Researchers at The Institute of Cancer Research, London, have identified a promising drug combination strategy that could significantly expand treatment options for patients with B-cell lymphoma, particularly those who have developed resistance to existing therapies. The study, published in the journal Blood, demonstrates that combining tazemetostat with the DOT1L inhibitor pinometostat can overcome treatment resistance and potentially benefit thousands of patients with the most common form of B-cell lymphoma.
Addressing Treatment Resistance in B-Cell Lymphoma
B-cell lymphoma develops when white blood cells called lymphocytes grow out of control. For patients with follicular lymphoma, tazemetostat is an approved treatment option, but patient responses vary significantly, with some experiencing cancer recurrence. The situation is more challenging for patients with diffuse large B-cell lymphoma (DLBCL), the most common type of B-cell lymphoma affecting around 5,000 patients in the UK per year, as tazemetostat is not approved for this indication.
The research team, working as part of the SPECIFICANCER initiative funded by Cancer Research UK and the Mark Foundation for Cancer Research through Cancer Grand Challenges, sought to identify ways to increase the number of patients who respond to tazemetostat and extend the duration of cancer control.
Mechanistic Discovery and Preclinical Validation
The researchers employed gene knockout studies in B-cell lymphoma cells to identify key molecular interactions. They discovered that DOT1L is essential for tazemetostat's ability to block cell growth. This finding led them to test the combination of tazemetostat with pinometostat, a DOT1L inhibitor already in clinical trials.
In laboratory studies, the combination successfully shrank follicular lymphoma tumors that had developed resistance to tazemetostat alone. When tested in DLBCL cells, the drug combination also demonstrated the ability to halt tumor growth. Cells treated with the combination showed increased activation of genes linked to growth inhibition, cell death, and immune functions compared to single-agent treatment.
Dramatic Preclinical Efficacy Results
The most compelling evidence came from mouse studies, where the drug combination significantly blocked DLBCL tumor growth without major side effects. After 15 days of treatment, control tumors had tripled in size, and those treated with tazemetostat alone had nearly reached the same size. Tumors treated with the DOT1L inhibitor alone had almost doubled, while those receiving the combination therapy had actually shrunk.
Dual-Target Approach to Overcome Resistance
Tazemetostat targets EZH2, an enzyme that is overexpressed and hyperactive in multiple cancers, including B-cell lymphoma, melanoma, and prostate cancer. However, EZH2 inhibitors have shown mixed results in clinical trials as monotherapies. The researchers believe that simultaneously targeting both EZH2 and DOT1L may provide benefits across a range of cancers by overcoming treatment resistance mechanisms.
Dr. Van Nguyen, postdoctoral training fellow at The Institute of Cancer Research and study co-author, explained the clinical significance: "Tazemetostat is a promising drug but unfortunately, many patients' cancers either do not respond or they start growing again quickly. It's exciting to see that combining it with a DOT1L inhibitor could allow thousands more people to benefit from the treatment."
Clinical Translation Prospects
Professor Kristian Helin, chief executive at The Institute of Cancer Research and study lead, emphasized the broader therapeutic implications: "We need to have more treatment options available to patients that will keep their cancer at bay for longer – and overcome cancer's ability to adapt, evolve, and become drug resistant. Combining drugs which have different mechanisms of action is an important tool in our arsenal to do this."

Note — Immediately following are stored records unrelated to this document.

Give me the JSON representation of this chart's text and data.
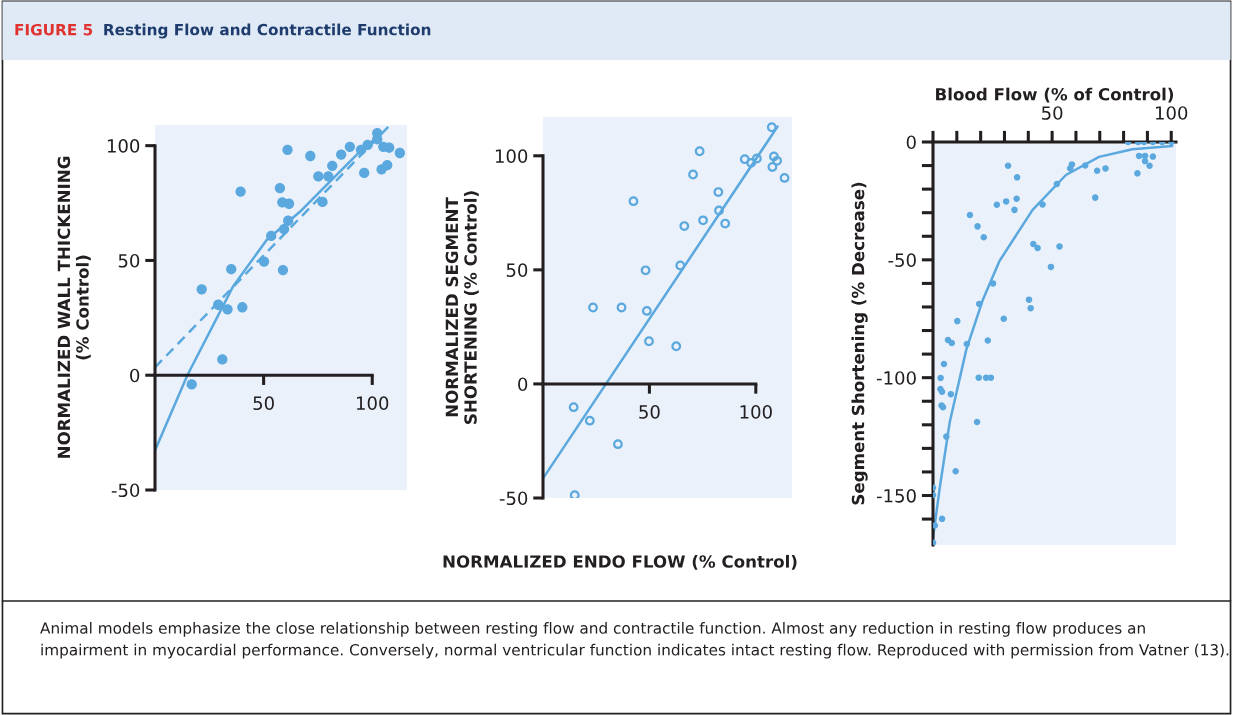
{
  "chart_data": [
    {
      "type": "scatter",
      "title": "Resting Flow and Contractile Function",
      "ylabel": "NORMALIZED WALL THICKENING\n(% Control)",
      "xlim": [
        0,
        116
      ],
      "ylim": [
        -50,
        109
      ],
      "xticks": [
        50,
        100
      ],
      "yticks": [
        -50,
        0,
        50,
        100
      ],
      "grid": false,
      "legend": false,
      "annotations": [
        "FIGURE 5",
        "Animal models emphasize the close relationship between resting flow and contractile function. Almost any reduction in resting flow produces an impairment in myocardial performance. Conversely, normal ventricular function indicates intact resting flow. Reproduced with permission from Vatner (13)."
      ],
      "series": [
        {
          "marker": "circle",
          "color": "#5aa8de",
          "x": [
            16.9,
            21.5,
            29.1,
            33.4,
            31.0,
            35.1,
            40.2,
            39.4,
            50.2,
            53.5,
            58.9,
            57.5,
            58.6,
            61.7,
            61.3,
            59.4,
            61.0,
            71.5,
            75.2,
            77.1,
            79.8,
            81.6,
            85.7,
            89.7,
            94.8,
            96.3,
            97.9,
            102.3,
            102.3,
            105.1,
            107.8,
            104.3,
            106.9,
            112.7
          ],
          "values": [
            -4,
            37.4,
            30.7,
            28.7,
            6.9,
            46.2,
            29.6,
            80.0,
            49.5,
            60.7,
            45.8,
            81.5,
            75.3,
            74.7,
            67.3,
            63.6,
            98.2,
            95.5,
            86.6,
            75.5,
            86.6,
            91.2,
            96.1,
            99.5,
            98.2,
            88.1,
            100.3,
            105.4,
            102.8,
            99.5,
            99.1,
            89.7,
            91.5,
            96.8
          ]
        },
        {
          "type": "line",
          "line_style": "solid",
          "color": "#5aa8de",
          "x": [
            0,
            14.9,
            36,
            51.4,
            66.7,
            82,
            94.3,
            102
          ],
          "values": [
            -32.8,
            0,
            38.8,
            58.9,
            71.2,
            85.8,
            97.4,
            103.5
          ]
        },
        {
          "type": "line",
          "line_style": "dashed",
          "color": "#5aa8de",
          "x": [
            0,
            107.4
          ],
          "values": [
            3.4,
            108.2
          ]
        }
      ]
    },
    {
      "type": "scatter",
      "xlabel": "NORMALIZED ENDO FLOW (% Control)",
      "ylabel": "NORMALIZED SEGMENT\nSHORTENING (% Control)",
      "xlim": [
        0,
        117
      ],
      "ylim": [
        -50,
        117
      ],
      "xticks": [
        50,
        100
      ],
      "yticks": [
        -50,
        0,
        50,
        100
      ],
      "grid": false,
      "legend": false,
      "series": [
        {
          "marker": "open_circle",
          "color": "#5aa8de",
          "x": [
            14.4,
            14.9,
            22.0,
            23.5,
            36.9,
            35.2,
            42.5,
            48.2,
            48.8,
            49.8,
            62.6,
            64.5,
            66.4,
            70.5,
            73.6,
            75.2,
            82.4,
            82.7,
            85.6,
            94.8,
            97.8,
            100.5,
            107.5,
            108.5,
            110.0,
            107.8,
            113.5
          ],
          "values": [
            -10.2,
            -48.8,
            -16.1,
            33.5,
            33.5,
            -26.4,
            80.1,
            49.8,
            32.0,
            18.7,
            16.5,
            51.9,
            69.2,
            91.8,
            102.0,
            71.7,
            84.1,
            76.0,
            70.3,
            98.5,
            96.9,
            98.8,
            112.5,
            99.7,
            97.8,
            95.1,
            90.3
          ]
        },
        {
          "type": "line",
          "line_style": "solid",
          "color": "#5aa8de",
          "x": [
            0,
            110.2
          ],
          "values": [
            -41.4,
            112.8
          ]
        }
      ]
    },
    {
      "type": "scatter",
      "xlabel": "Blood Flow (% of Control)",
      "ylabel": "Segment Shortening (% Decrease)",
      "xlim": [
        0,
        102
      ],
      "ylim": [
        -171,
        0
      ],
      "xticks": [
        {
          "value": 0,
          "label": null
        },
        {
          "value": 10,
          "label": null
        },
        {
          "value": 20,
          "label": null
        },
        {
          "value": 30,
          "label": null
        },
        {
          "value": 40,
          "label": null
        },
        50,
        {
          "value": 60,
          "label": null
        },
        {
          "value": 70,
          "label": null
        },
        {
          "value": 80,
          "label": null
        },
        {
          "value": 90,
          "label": null
        },
        100
      ],
      "yticks": [
        0,
        {
          "value": -10,
          "label": null
        },
        {
          "value": -20,
          "label": null
        },
        {
          "value": -30,
          "label": null
        },
        {
          "value": -40,
          "label": null
        },
        -50,
        {
          "value": -60,
          "label": null
        },
        {
          "value": -70,
          "label": null
        },
        {
          "value": -80,
          "label": null
        },
        {
          "value": -90,
          "label": null
        },
        -100,
        {
          "value": -110,
          "label": null
        },
        {
          "value": -120,
          "label": null
        },
        {
          "value": -130,
          "label": null
        },
        {
          "value": -140,
          "label": null
        },
        -150,
        {
          "value": -160,
          "label": null
        }
      ],
      "grid": false,
      "legend": false,
      "series": [
        {
          "marker": "circle",
          "color": "#5aa8de",
          "x": [
            81.9,
            86.1,
            88.6,
            92.3,
            96.2,
            100.1,
            86.5,
            89.0,
            89.0,
            90.9,
            92.3,
            85.8,
            31.5,
            35.3,
            58.3,
            57.6,
            63.9,
            68.9,
            72.4,
            52.0,
            68.1,
            46.0,
            26.8,
            30.7,
            35.1,
            34.2,
            15.5,
            18.7,
            21.3,
            42.1,
            43.9,
            53.1,
            49.5,
            25.2,
            40.3,
            41.0,
            19.4,
            29.7,
            10.2,
            6.3,
            7.9,
            14.2,
            23.0,
            4.6,
            3.2,
            19.2,
            22.3,
            24.3,
            3.1,
            3.8,
            7.5,
            3.6,
            4.2,
            18.5,
            5.6,
            9.5,
            0,
            0,
            3.8,
            0.8,
            0
          ],
          "values": [
            0,
            0,
            0,
            0,
            0,
            0,
            -5.9,
            -5.9,
            -8.1,
            -10.1,
            -6.2,
            -13.3,
            -10.1,
            -15.0,
            -9.5,
            -11.2,
            -10.0,
            -12.2,
            -11.2,
            -17.8,
            -23.6,
            -26.5,
            -26.6,
            -25.2,
            -24.1,
            -28.8,
            -31.0,
            -35.8,
            -40.4,
            -43.3,
            -45.0,
            -44.3,
            -53.0,
            -60.0,
            -66.9,
            -70.5,
            -68.7,
            -75.0,
            -76.0,
            -84.0,
            -85.3,
            -85.7,
            -84.2,
            -94.2,
            -100.1,
            -100.0,
            -100.0,
            -100.0,
            -104.8,
            -106.0,
            -107.0,
            -111.8,
            -112.5,
            -118.8,
            -125.0,
            -139.7,
            -146.7,
            -149.8,
            -159.9,
            -162.7,
            -170.1
          ]
        },
        {
          "type": "line",
          "line_style": "solid",
          "color": "#5aa8de",
          "x": [
            0,
            2.8,
            7,
            14,
            20.9,
            27.9,
            41.8,
            55.8,
            69.7,
            83.7,
            100.4
          ],
          "values": [
            -168,
            -147,
            -119,
            -88,
            -67,
            -50.5,
            -28.8,
            -14,
            -6.3,
            -3.1,
            -1.7
          ]
        }
      ]
    }
  ]
}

The research demonstrates particular promise for expanding tazemetostat's utility to DLBCL patients, who currently cannot access this targeted therapy. Professor Helin noted: "We have also shown that the drug combination could work for patients with diffuse large B-cell lymphoma – which has not previously responded to tazemetostat treatment. Expanding the use of a drug which is already clinically approved will hopefully mean that more patients can benefit sooner."
Dr. David Scott, director of Cancer Grand Challenges, highlighted the innovative approach: "This bold and collaborative research from the SPECIFICANCER team exemplifies the kind of innovation Cancer Grand Challenges was created to support. By combining existing treatments in new ways, the team has been able to successfully treat B-cell lymphoma in pre-clinical models. This approach allows us to attack cancer from different angles, overcoming drug resistance and offering patients a faster route to better outcomes."
The research team anticipates that clinical trials will be designed to test this combination in patients, potentially offering a faster path to improved outcomes given that both drugs are already in clinical development or approved for other indications.